B. DÉFENDRE LE MODÈLE AGRICOLE EUROPÉEN
1. Réaffirmer les fondements du modèle agricole européen
Dès l'origine, la PAC a assigné un objectif clair aux agriculteurs : assurer l'indépendance alimentaire européenne. Il convient de relever la dimension éthique de cette mission, puisqu'il s'agissait, avant tout, de nourrir les hommes.
Un pacte tacite a ainsi été conclu, à travers la PAC, entre les agriculteurs et la société :
- la politique agricole offrait un revenu décent et un cadre stable à l'activité des agriculteurs ;
- ceux-ci, en contrepartie, mettaient tout en oeuvre pour moderniser leur production et accroître les rendements, afin d'offrir aux consommateurs européens des produits alimentaires à un prix raisonnable.

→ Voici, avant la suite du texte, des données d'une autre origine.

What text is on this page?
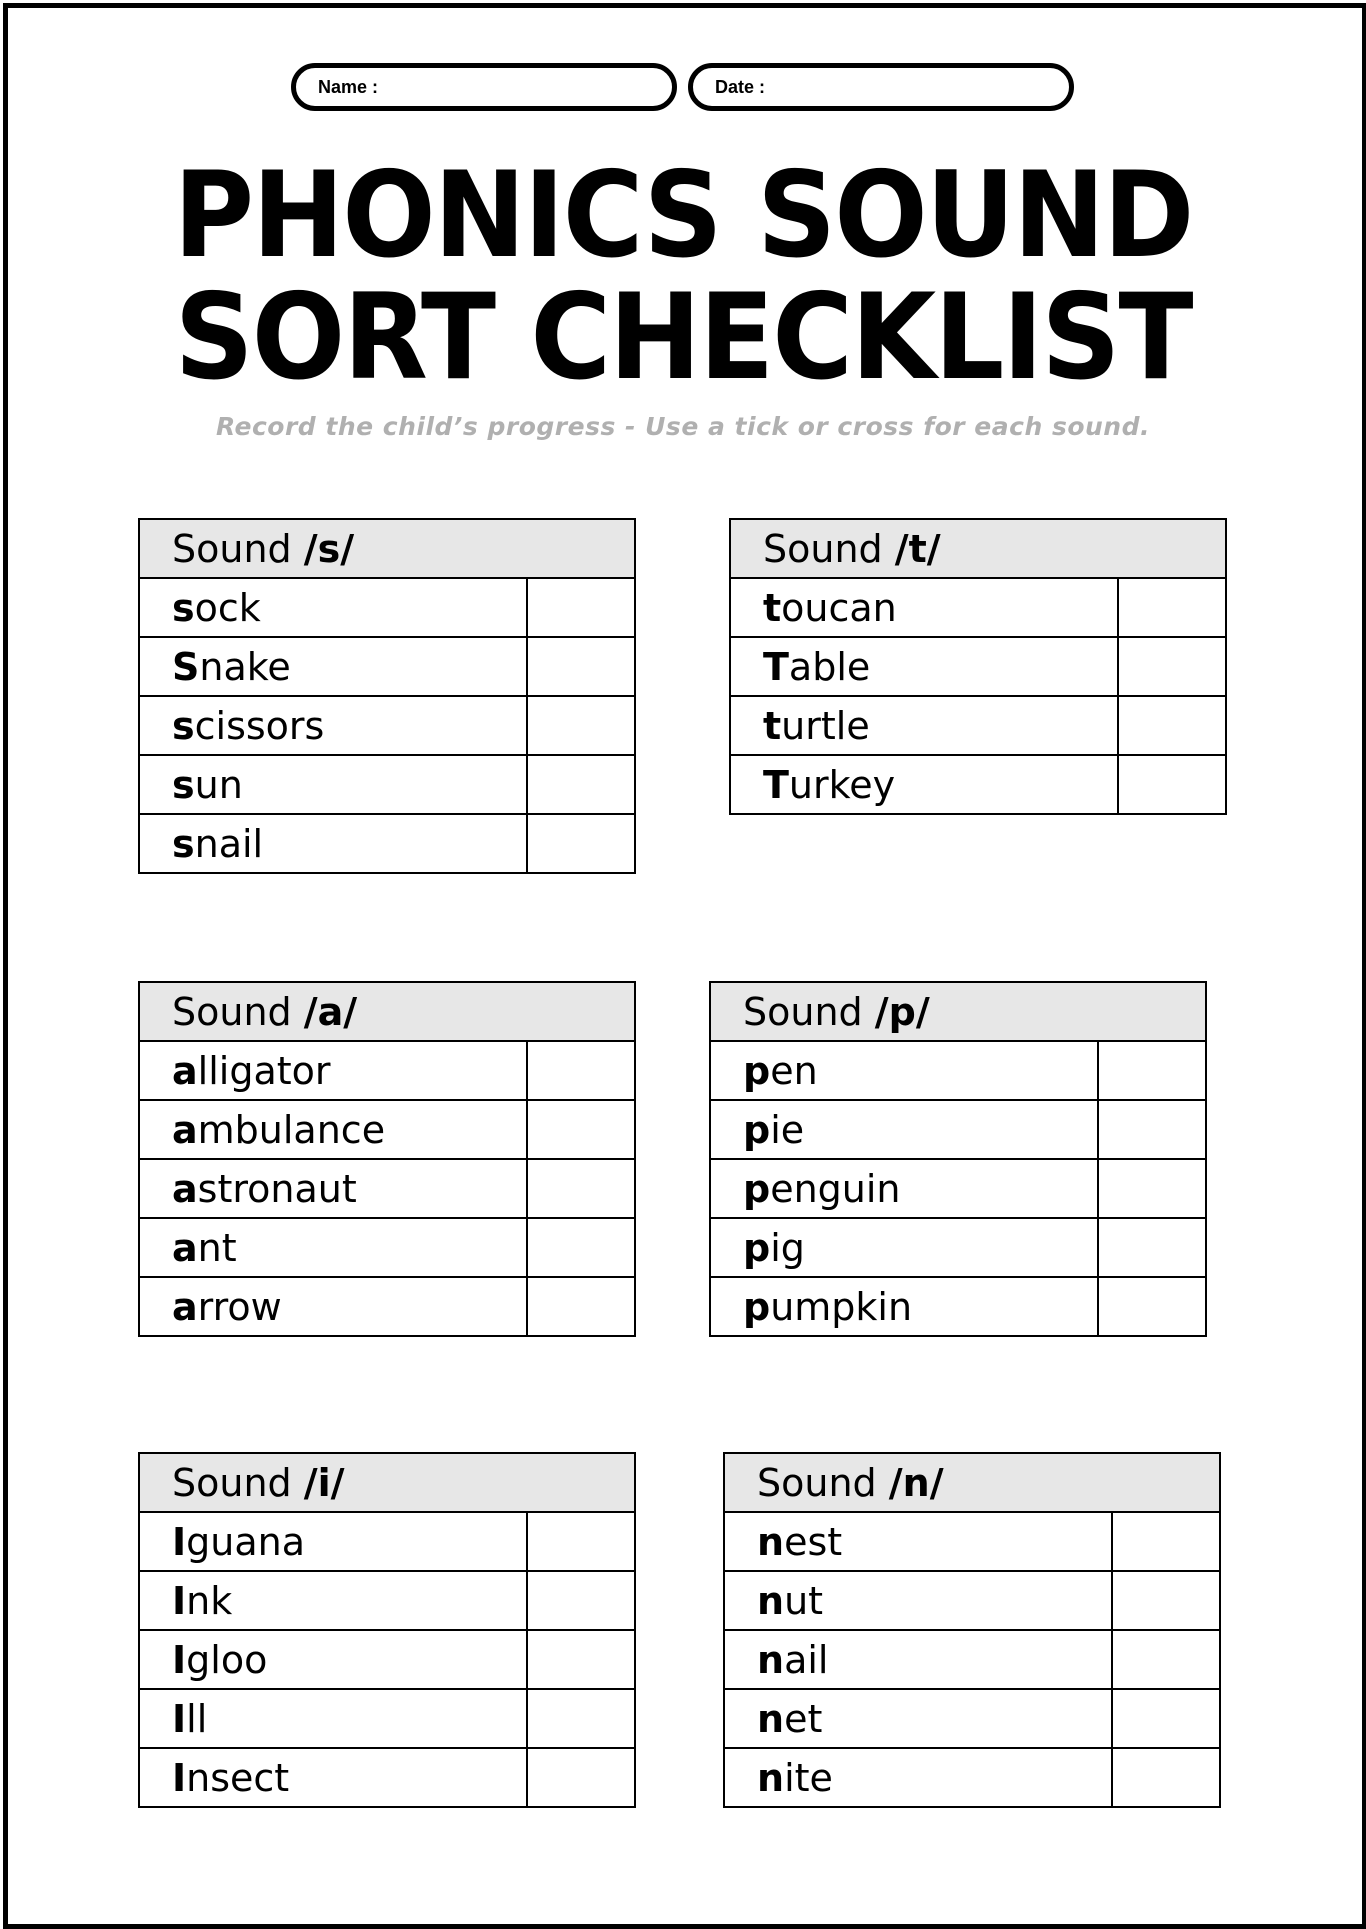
Name :	Date :
PHONICS SOUND
SORT CHECKLIST
Record the child’s progress - Use a tick or cross for each sound.
Sound /s/	
sock	
Snake	
scissors	
sun	
snail	
Sound /t/	
toucan	
Table	
turtle	
Turkey	
Sound /a/	
alligator	
ambulance	
astronaut	
ant	
arrow	
Sound /p/	
pen	
pie	
penguin	
pig	
pumpkin	
Sound /i/	
Iguana	
Ink	
Igloo	
Ill	
Insect	
Sound /n/	
nest	
nut	
nail	
net	
nite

Cet accord renvoie aux cinq grands objectifs mentionnés à l'article 39 du traité de Rome.
Il a été couronné de succès dès les années 1970, permettant à l'Europe non seulement d'être indépendante sur le plan alimentaire, mais également de devenir exportatrice.
Sa mise en oeuvre s'est, en outre, accompagnée d'une formidable modernisation de l'agriculture européenne . Sous l'effet du remembrement, de la mécanisation et de la spécialisation, les exploitations se sont transformées, agrandies, cependant que les gains de productivité du secteur connaissaient une augmentation sans précédent.
Mais malgré une réduction importante de leur nombre, les exploitations européennes gardent une taille moyenne et une dimension familiale. Jusqu'à présent, en dehors de certains secteurs comme celui du porc ou celui de la volaille, l'agriculture européenne a su, malgré un mouvement continu de restructuration, échapper à une intégration qui lui ferait perdre son indépendance .
Elle s'oppose, à cet égard, à l'agriculture de pays comme le Brésil, la Nouvelle-Zélande ou l'Australie, qui repose sur des exploitations intégrées à vocation exportatrice, possédées le plus souvent par des entreprises multinationales. Dans ce modèle, les agriculteurs ne sont pas des exploitants indépendants, mais de simples fournisseurs de matières premières agissant comme des sous-traitants de l'aval de la chaîne de production agro-alimentaire.
En définitive, le modèle agricole auquel la mission d'information se déclare attachée, c'est celui d'une agriculture entreprenante et indépendante, prête à répondre aux attentes de la société européenne en contrepartie d'une PAC forte.
2. Procéder aux adaptations nécessaires
Depuis que l'objectif de sécurité alimentaire est atteint, d'aucuns considèrent que l'agriculture européenne est en quête de sens et que la légitimité de la PAC en est fragilisée.
Pourtant, d'autres défis se posent aujourd'hui aux agriculteurs européens.
Certes, la sécurité de l'approvisionnement agroalimentaire doit rester une préoccupation publique.
Il reste que la PAC ne doit plus seulement viser à un développement quantitatif de l'agriculture, mais également faire en sorte d'offrir les garanties attendues par les consommateurs en termes de qualité, de sécurité sanitaire et de traçabilité des aliments .
En outre, le rôle du secteur agricole ne doit plus se limiter à la production de denrées alimentaires et de matières premières agricoles, mais s'élargir aux fonctions de protection de l'environnement et d'entretien de l'espace, contribuer à l'aménagement du territoire et offrir tous les services connexes à ces nouvelles fonctions .
Ces défis appellent une redéfinition du métier d'agriculteur, comme le souligne le groupe de Bruges 11 ( * ) dans son ouvrage « L'agriculture, un tournant nécessaire » : « Ce qui est attendu du métier d'agriculteur, c'est qu'il soit un métier de synthèse, au carrefour de la production, de la gestion de la nature et de l'aménagement du territoire ».
Cet ouvrage souligne que les changements attendus devront s'accompagner d'une réflexion éthique : « Quelles valeurs pourraient mobiliser la recherche d'un nouvel idéal professionnel ? »
Nous devons y participer avec la volonté de recréer, avec les « citoyens-consommateurs », ce consensus qui a permis l'extraordinaire aventure agricole des cinquante dernières années.
* 11 Créé par MM. Edgar Pisani et Bertrand Hervieu, le groupe de Bruges réunit des universitaires, des chercheurs, des formateurs, des écologistes et des responsables agricoles de l'Union européenne, participant au débat sur l'avenir de la politique agricole commune.